La fatwa takfiriste est un appel au meurtre punissable par la loi
Dans l’idéologie salafiste et ténébreuse, l’action de ‘takfir’ qui revient à qualifier un musulman d’apostat, tend à l’excommunier de la communauté des musulmans et de le désigner comme une cible à abattre. Les violences faites aux civils par les djihadistes en Algérie, pendant la guerre civile ou actuellement en Syrie: viol des femmes, tortures et égorgements, ont tout le temps été précédées par des fatwas takfiristes. 
La fatwa takfiriste du salafiste marocain Abou Naim à l’endroit de Driss Lachguar, Premier secrétaire de l’Union socialiste des forces populaires, parti historique de la gauche marocaine, n’est plus ni moins qu’un appel au meurtre qui doit être dénoncé en tant que tel et qui tombe sous le coup de la loi pénale. Car, demain, n’importe quel déséquilibré pourrait passer à l’acte avec la conviction de défendre l’islam. C’est une tentative de museler tout débat de société et d’empêcher les Marocains de réfléchir et de se poser des questions de société. 
C’est le jugement d’un homme, qui se sent investi d’un pouvoir divin, qui veut poser un cadenas sur le cerveau des esprits libres. Si nous nous penchons de près sur la Constitution marocaine, la proposition de lancer un débat sur l’égalité de l’héritage entre l’homme et la femme ainsi que sur la remise en cause de la polygamie, est légitime puisque conforme à l’esprit de la nouvelle Constitution marocaine adoptée par le peuple marocain, et qui stipule dans son article 6 : "Les pouvoirs publics œuvrent à la création des conditions permettant de généraliser l’effectivité de la liberté et de l’égalité des citoyennes et des citoyens...". L’article 19 de la Constitution est plus explicite en matière de renforcement de l’égalité des droits hommes-femmes : "L’homme et la femme jouissent, à égalité, des droits et libertés à caractère civil, politique, économique, social, culturel et environnemental". Bien entendu, la Constitution affirme que l’islam est la religion de l’Etat, mais dans son préambule, il est dit que la prééminence accordée à la religion musulmane va de pair avec l’attachement du peuple marocain aux valeurs d’ouverture, de modération, de tolérance. 

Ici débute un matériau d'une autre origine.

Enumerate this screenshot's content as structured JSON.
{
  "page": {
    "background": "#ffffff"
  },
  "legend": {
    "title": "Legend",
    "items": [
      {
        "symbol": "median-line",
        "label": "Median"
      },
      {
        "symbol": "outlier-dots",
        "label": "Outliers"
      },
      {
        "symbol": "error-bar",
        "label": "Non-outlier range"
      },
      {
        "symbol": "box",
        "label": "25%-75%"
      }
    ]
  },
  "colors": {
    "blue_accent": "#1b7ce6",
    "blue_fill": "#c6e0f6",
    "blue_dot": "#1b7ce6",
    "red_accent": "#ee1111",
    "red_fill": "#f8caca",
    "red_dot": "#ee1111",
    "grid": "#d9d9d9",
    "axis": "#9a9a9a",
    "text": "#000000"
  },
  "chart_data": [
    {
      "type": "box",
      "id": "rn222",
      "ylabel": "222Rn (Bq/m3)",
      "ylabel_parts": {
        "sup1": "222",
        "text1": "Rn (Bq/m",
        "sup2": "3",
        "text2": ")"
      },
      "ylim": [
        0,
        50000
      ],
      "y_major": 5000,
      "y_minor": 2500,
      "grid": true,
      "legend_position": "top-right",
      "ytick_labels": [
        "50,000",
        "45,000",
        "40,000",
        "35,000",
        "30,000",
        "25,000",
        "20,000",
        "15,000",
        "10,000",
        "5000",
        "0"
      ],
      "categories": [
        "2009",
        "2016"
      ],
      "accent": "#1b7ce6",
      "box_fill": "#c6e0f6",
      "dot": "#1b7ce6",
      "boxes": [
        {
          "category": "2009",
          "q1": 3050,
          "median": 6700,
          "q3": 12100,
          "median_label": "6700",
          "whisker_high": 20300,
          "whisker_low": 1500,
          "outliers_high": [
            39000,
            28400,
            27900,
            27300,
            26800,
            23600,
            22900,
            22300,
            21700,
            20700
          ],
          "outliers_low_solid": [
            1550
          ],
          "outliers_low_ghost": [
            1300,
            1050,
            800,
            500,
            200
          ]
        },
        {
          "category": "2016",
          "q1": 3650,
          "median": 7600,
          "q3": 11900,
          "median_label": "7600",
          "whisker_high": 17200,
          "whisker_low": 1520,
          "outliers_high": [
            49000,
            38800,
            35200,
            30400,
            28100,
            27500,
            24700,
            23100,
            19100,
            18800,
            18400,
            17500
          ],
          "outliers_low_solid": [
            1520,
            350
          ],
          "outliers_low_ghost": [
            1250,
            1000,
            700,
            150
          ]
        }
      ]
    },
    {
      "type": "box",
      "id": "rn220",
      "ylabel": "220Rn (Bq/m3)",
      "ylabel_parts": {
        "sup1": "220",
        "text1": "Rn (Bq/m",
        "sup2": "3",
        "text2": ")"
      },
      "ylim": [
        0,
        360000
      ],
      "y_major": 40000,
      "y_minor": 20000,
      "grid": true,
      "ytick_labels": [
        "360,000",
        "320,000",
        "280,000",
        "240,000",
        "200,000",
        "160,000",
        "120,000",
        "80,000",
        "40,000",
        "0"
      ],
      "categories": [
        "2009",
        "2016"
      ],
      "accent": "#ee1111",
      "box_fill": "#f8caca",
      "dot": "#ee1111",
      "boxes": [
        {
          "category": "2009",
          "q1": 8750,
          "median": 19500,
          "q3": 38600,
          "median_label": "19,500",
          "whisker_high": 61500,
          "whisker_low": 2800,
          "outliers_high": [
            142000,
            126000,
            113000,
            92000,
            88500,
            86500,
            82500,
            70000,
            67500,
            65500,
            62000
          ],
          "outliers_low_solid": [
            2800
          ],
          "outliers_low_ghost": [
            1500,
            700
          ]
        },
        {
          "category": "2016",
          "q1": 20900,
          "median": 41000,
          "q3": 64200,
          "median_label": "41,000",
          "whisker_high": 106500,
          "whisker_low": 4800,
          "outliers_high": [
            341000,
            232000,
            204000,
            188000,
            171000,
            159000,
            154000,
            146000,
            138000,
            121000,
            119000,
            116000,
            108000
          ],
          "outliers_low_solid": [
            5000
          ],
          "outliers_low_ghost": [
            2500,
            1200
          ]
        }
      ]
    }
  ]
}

A mon sens, il n’y a aucune remise en cause des préceptes fondamentaux de l’islam de demander un débat sur une partie du code civil qui maintient la femme dans une situation d’inégalité vis-à-vis de l’homme. Le progrès social nous impose de débattre d’un état de fait vieux de plusieurs siècles, en décalage avec l’évolution des sociétés modernes et la réalité même de la société marocaine où des femmes accèdent à tous les postes à responsabilités et de savoir. L’appel au meurtre du salafiste Abou Naim est contraire à la loi, il est l’expression traditionnellement violente des salafistes ténébreux, qui ont avorté le Printemps arabe, qui sèment la mort, le désordre et le chaos là où ils sévissent.